市の懲戒委員会を経て、26日付で「当該職員の行為は、職務上の義務に違反するものであり、公務に対する信頼を著しく傷つけた」として、元事務局長の男性職員を停職1か月とした。同日の市議会でも菅原文仁市長は「今後はこのようなことがないよう職員の綱紀保持に努めてまいります」と報告した。

クレイジー君は取材に「相変わらず市や選管から直接の説明や謝罪は来ていないが、事務局長の処分は複雑です。停職処分としては最大3か月あるという。1か月でも多いか少ないかは分からないが、重い方ですよね」と言葉少なだ。

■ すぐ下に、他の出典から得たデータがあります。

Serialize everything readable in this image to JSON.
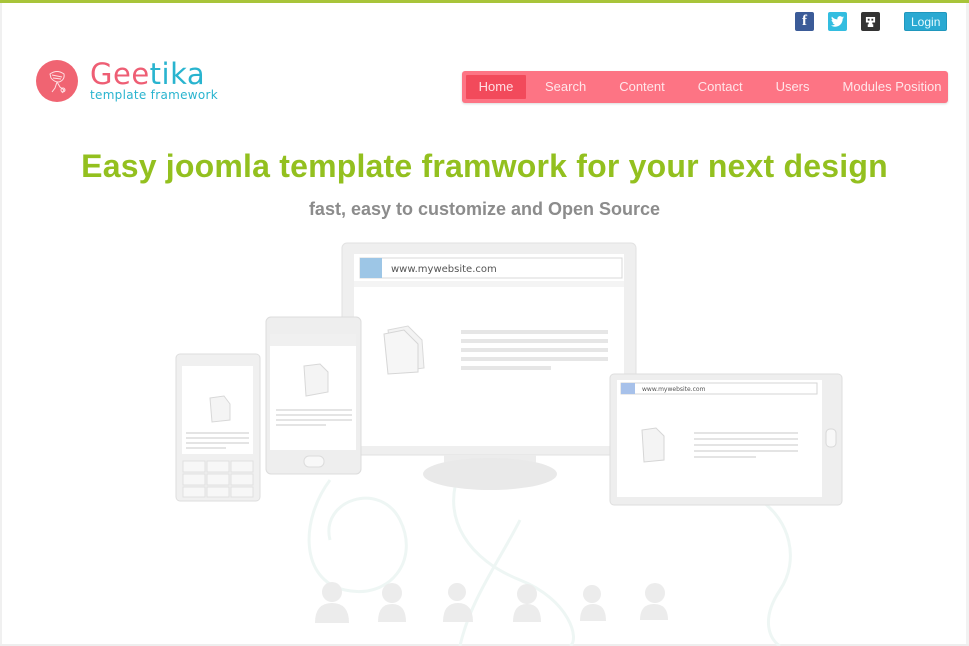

出馬にあたって、クレイジー君は選挙前からこの事務局長に手続きで相談し、懇切丁寧に対応してもらったことで、感謝していた。ただ、辞職勧告を受けたことは、納得がいかず、自身の訴えがきっかけでの処分なだけに「複雑」というワケだ。

一方、怒りが収まらないのは、クレイジー君の居住実態を巡る当選無効を求める異議申し立ての調査だ。目安とされた1か月の期間は過ぎているが、選管側は「居住実態の有無を決定するための調査や証拠物件の収集にさらに時間を必要とするため」と決定時期は未定とし、いまだ調査中だ。

クレイジー君は「選管はクロにしたいが、クロという材料がないから遅いんです。僕がいくらシロですと言っても意味がない。今回のいろいろの問題は、戸田市の行政の氷山の一角」と話した。